From Migori to Tokyo glory: Lilian Odira’s 800m gold breaks stereotypes
Born on April 18, 1999, Kenya’s middle-distance runner Lilian Odira has become the talk of the town after winning gold in the women’s 800m at the just concluded 2025 World Championships in Tokyo, Japan.
Other than winning her maiden gold medal in an elite international competition, the 26-year-old athlete also broke a long-standing stereotype surrounding her birth origin and athletics.
Hailing from Migori County in the larger Nyanza region, famous for producing the country’s top footballers, Odira’s name at the World Championships caught many by surprise.
Lillian Odira’s profile
Odira’s star in athletics started to shine in 2024 when she became a national 800 metres champion before retaining her title in 2025. She was also a semi-finalist at the 2024 Olympic Games in Paris, France, as well as the 2025 World Indoor Championships.
Running for the Kenyan Prisons Services, Lilian Odira returned to the sport in 2024 after serving a maternal leave.
She competed at the 2024 African Games in Accra, Ghana, in March, where she 2:00.81 finished fourth in the women’s 800m.
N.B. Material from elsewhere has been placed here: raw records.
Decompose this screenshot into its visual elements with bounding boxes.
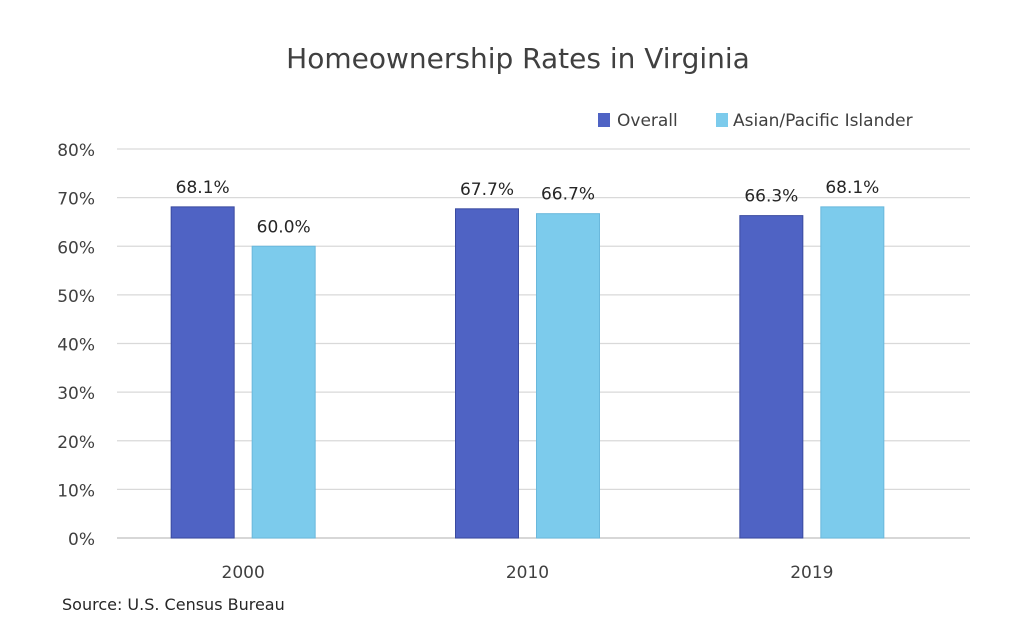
- data-label: 66.3%: [744, 187, 798, 207]
- y-tick-label: 60%: [57, 238, 95, 258]
- legend: Overall Asian/Pacific Islander: [598, 111, 913, 131]
- bar-asian-pacific-islander-2000: [251, 245, 316, 539]
- y-tick-label: 70%: [57, 190, 95, 210]
- bar-overall-2010: [455, 208, 519, 539]
- y-tick-label: 80%: [57, 141, 95, 161]
- legend-label-api: Asian/Pacific Islander: [733, 111, 913, 131]
- bar-asian-pacific-islander-2010: [536, 213, 600, 539]
- bar-overall-2019: [739, 215, 804, 539]
- y-tick-label: 10%: [57, 481, 95, 501]
- x-tick-label: 2010: [506, 563, 549, 583]
- chart-title: Homeownership Rates in Virginia: [286, 42, 750, 75]
- y-tick-label: 0%: [68, 530, 95, 550]
- y-tick-label: 50%: [57, 287, 95, 307]
- data-label: 68.1%: [176, 178, 230, 198]
- legend-label-overall: Overall: [617, 111, 678, 131]
- data-label: 68.1%: [825, 178, 879, 198]
- x-tick-label: 2019: [790, 563, 833, 583]
- bar-overall-2000: [170, 206, 235, 539]
- legend-swatch-api: [716, 113, 728, 127]
- y-tick-label: 30%: [57, 384, 95, 404]
- bar-asian-pacific-islander-2019: [820, 206, 885, 539]
- x-tick-label: 2000: [222, 563, 265, 583]
- y-tick-label: 40%: [57, 336, 95, 356]
- source-note: Source: U.S. Census Bureau: [62, 595, 285, 614]
- data-label: 60.0%: [257, 217, 311, 237]
- y-tick-label: 20%: [57, 433, 95, 453]
- data-label: 67.7%: [460, 180, 514, 200]
- data-label: 66.7%: [541, 185, 595, 205]
- legend-swatch-overall: [598, 113, 610, 127]
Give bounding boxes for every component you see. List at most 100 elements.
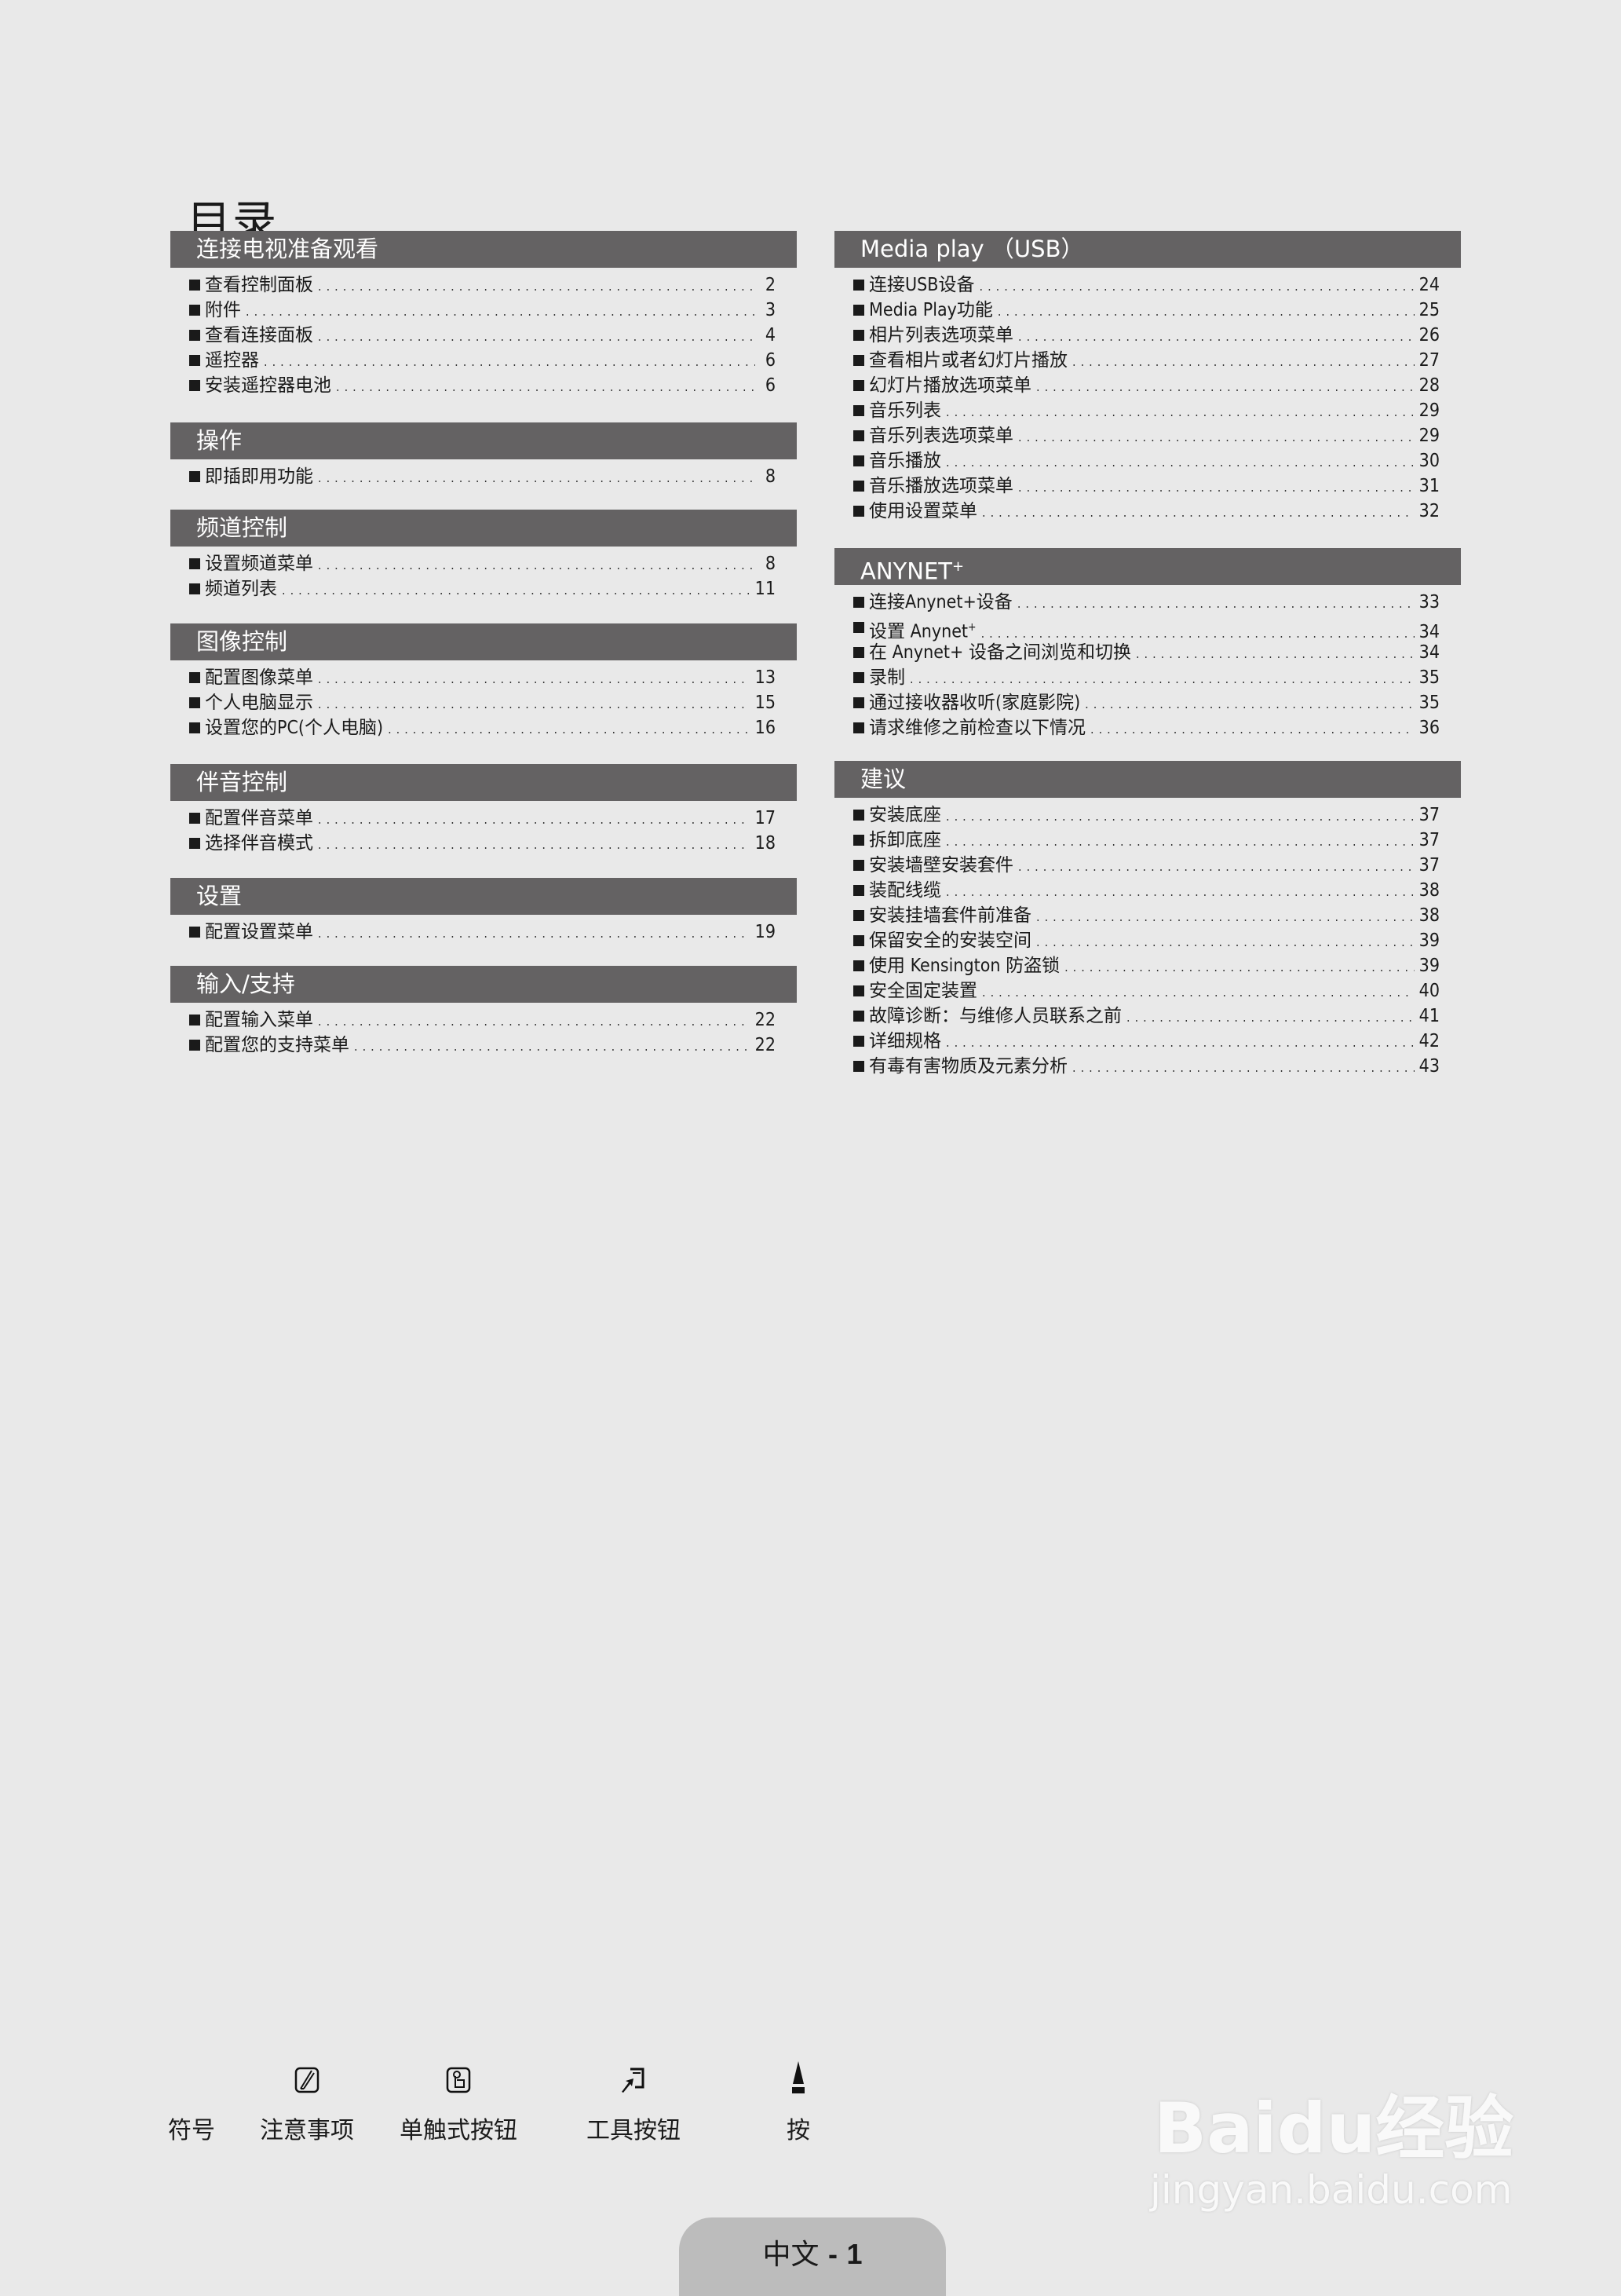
toc-entry-label: 配置您的支持菜单 — [205, 1035, 349, 1055]
bullet-icon — [853, 672, 864, 683]
section-header: 设置 — [170, 878, 797, 915]
toc-entry-page: 6 — [765, 375, 776, 396]
dot-leader — [946, 829, 1415, 854]
toc-entry[interactable]: 故障诊断：与维修人员联系之前 41 — [834, 1004, 1461, 1029]
toc-entry[interactable]: 设置 Anynet+ 34 — [834, 615, 1461, 642]
toc-entry[interactable]: 连接USB设备 24 — [834, 272, 1461, 298]
toc-entry[interactable]: 使用 Kensington 防盗锁 39 — [834, 953, 1461, 978]
section-header: 频道控制 — [170, 510, 797, 547]
bullet-icon — [853, 597, 864, 608]
section-header: 图像控制 — [170, 623, 797, 660]
toc-entry-page: 17 — [754, 808, 776, 828]
toc-section: 输入/支持 配置输入菜单 22 配置您的支持菜单 22 — [170, 966, 797, 1058]
bullet-icon — [853, 506, 864, 517]
toc-entry[interactable]: 查看控制面板 2 — [170, 272, 797, 298]
note-icon — [294, 2067, 319, 2093]
toc-entry-label: 使用设置菜单 — [869, 501, 977, 521]
toc-entry[interactable]: 查看连接面板 4 — [170, 323, 797, 348]
bullet-icon — [189, 697, 200, 708]
dot-leader — [1018, 475, 1415, 500]
toc-entry[interactable]: 配置伴音菜单 17 — [170, 806, 797, 831]
toc-entry[interactable]: 使用设置菜单 32 — [834, 499, 1461, 524]
toc-entry[interactable]: 安装挂墙套件前准备 38 — [834, 903, 1461, 928]
dot-leader — [910, 667, 1415, 692]
toc-entry-page: 36 — [1418, 718, 1440, 738]
toc-entry-label: 安装挂墙套件前准备 — [869, 905, 1031, 926]
toc-entry[interactable]: 幻灯片播放选项菜单 28 — [834, 373, 1461, 398]
toc-entry-label: 音乐列表 — [869, 400, 941, 421]
toc-entry-page: 35 — [1418, 693, 1440, 713]
toc-entry[interactable]: 配置输入菜单 22 — [170, 1007, 797, 1033]
toc-entry[interactable]: 通过接收器收听(家庭影院) 35 — [834, 690, 1461, 715]
toc-entry[interactable]: 安装遥控器电池 6 — [170, 373, 797, 398]
toc-entry-page: 4 — [765, 325, 776, 345]
toc-entry-page: 40 — [1418, 981, 1440, 1001]
dot-leader — [1072, 349, 1415, 375]
dot-leader — [982, 500, 1415, 525]
bullet-icon — [189, 838, 200, 849]
toc-section: 图像控制 配置图像菜单 13 个人电脑显示 15 设置您的PC(个人电脑) 16 — [170, 623, 797, 740]
toc-entry[interactable]: 装配线缆 38 — [834, 878, 1461, 903]
one-touch-button-label: 单触式按钮 — [400, 2117, 517, 2144]
toc-entry[interactable]: 音乐列表 29 — [834, 398, 1461, 423]
toc-entry-page: 38 — [1418, 880, 1440, 901]
toc-entry-page: 6 — [765, 350, 776, 371]
toc-entry[interactable]: 设置您的PC(个人电脑) 16 — [170, 715, 797, 740]
toc-entry-page: 30 — [1418, 451, 1440, 471]
toc-entry[interactable]: 拆卸底座 37 — [834, 828, 1461, 853]
toc-entry[interactable]: 连接Anynet+设备 33 — [834, 590, 1461, 615]
toc-entry[interactable]: 设置频道菜单 8 — [170, 551, 797, 576]
toc-entry-label: 拆卸底座 — [869, 830, 941, 850]
toc-entry[interactable]: 音乐列表选项菜单 29 — [834, 423, 1461, 448]
bullet-icon — [853, 722, 864, 733]
toc-entry-label: 故障诊断：与维修人员联系之前 — [869, 1006, 1122, 1026]
toc-entry-label: 有毒有害物质及元素分析 — [869, 1056, 1068, 1077]
toc-entry[interactable]: 配置您的支持菜单 22 — [170, 1033, 797, 1058]
toc-entry[interactable]: 配置图像菜单 13 — [170, 665, 797, 690]
page-language: 中文 — [762, 2239, 820, 2271]
toc-entry[interactable]: 安装墙壁安装套件 37 — [834, 853, 1461, 878]
dot-leader — [318, 466, 755, 491]
toc-entry[interactable]: 有毒有害物质及元素分析 43 — [834, 1054, 1461, 1079]
toc-entry-page: 37 — [1418, 855, 1440, 876]
toc-entry[interactable]: 遥控器 6 — [170, 348, 797, 373]
toc-entry[interactable]: 相片列表选项菜单 26 — [834, 323, 1461, 348]
toc-entry[interactable]: Media Play功能 25 — [834, 298, 1461, 323]
bullet-icon — [189, 813, 200, 824]
bullet-icon — [189, 558, 200, 569]
toc-entry[interactable]: 录制 35 — [834, 665, 1461, 690]
bullet-icon — [853, 455, 864, 466]
toc-entry[interactable]: 即插即用功能 8 — [170, 464, 797, 489]
dot-leader — [354, 1034, 750, 1059]
dot-leader — [282, 578, 750, 603]
toc-entry[interactable]: 请求维修之前检查以下情况 36 — [834, 715, 1461, 740]
bullet-icon — [853, 860, 864, 871]
section-title: 连接电视准备观看 — [196, 236, 379, 262]
toc-entry[interactable]: 音乐播放选项菜单 31 — [834, 473, 1461, 499]
toc-entry[interactable]: 保留安全的安装空间 39 — [834, 928, 1461, 953]
toc-entry[interactable]: 频道列表 11 — [170, 576, 797, 601]
toc-entry[interactable]: 配置设置菜单 19 — [170, 919, 797, 945]
dot-leader — [1064, 955, 1415, 980]
toc-entry-label: 详细规格 — [869, 1031, 941, 1051]
toc-entry[interactable]: 查看相片或者幻灯片播放 27 — [834, 348, 1461, 373]
toc-entry[interactable]: 音乐播放 30 — [834, 448, 1461, 473]
toc-entry-page: 33 — [1418, 592, 1440, 612]
toc-entry[interactable]: 个人电脑显示 15 — [170, 690, 797, 715]
dot-leader — [946, 804, 1415, 829]
toc-entry[interactable]: 安装底座 37 — [834, 803, 1461, 828]
toc-entry[interactable]: 安全固定装置 40 — [834, 978, 1461, 1004]
toc-entry-page: 31 — [1418, 476, 1440, 496]
toc-entry-page: 34 — [1418, 642, 1440, 663]
bullet-icon — [853, 305, 864, 316]
toc-entry[interactable]: 附件 3 — [170, 298, 797, 323]
section-title-superscript: + — [951, 558, 965, 575]
toc-entry[interactable]: 在 Anynet+ 设备之间浏览和切换 34 — [834, 640, 1461, 665]
toc-entry[interactable]: 选择伴音模式 18 — [170, 831, 797, 856]
dot-leader — [336, 375, 755, 400]
dot-leader — [318, 553, 755, 578]
bullet-icon — [853, 935, 864, 946]
section-title: 建议 — [860, 766, 907, 792]
toc-entry[interactable]: 详细规格 42 — [834, 1029, 1461, 1054]
dot-leader — [998, 299, 1415, 324]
In May 2024, Odira won the national 800 metres title in Nairobi, running a time of 2:02.21.
Still on her winning streak, Odira won the Kenyan Olympic qualifier in June 2024, ahead of Mary Moraa in a time of 1:59.27, before she met the qualifying standard for the 2024 Paris Olympics. Odira also won silver at the African Championships in Doula, Cameroon in June 2024, recording a time of 2:00.36.

Lilian Odira also set a new personal best in the 800 metres at the 2025 Diamond League with a run of 1:56.52 to finish runner-up to Great Britain’s Keely Hodgkinson. She was subsequently named in the Kenyan team for the 800 metres at the 2025 World Championships, which she won in a World Championship Record time of 1:54.62. Her achievement in Tokyo became the 7th fastest 800m time ever run by a woman.
Meanwhile, Odira’s heroics at the World Championships caught the world guessing because of the dominance athletes from the South and North Rift parts of Kenya have held for decades in the country’s most famous sports discipline.
Lilian Odira has changed the country’s perspective on sports, based on regional stereotypes. Coming from the lakeside parts of the country, a place synonymous with football, she joins the likes of world champions Faith Kipyegon and Beatrice Chebet as Kenya’s present icons in athletics.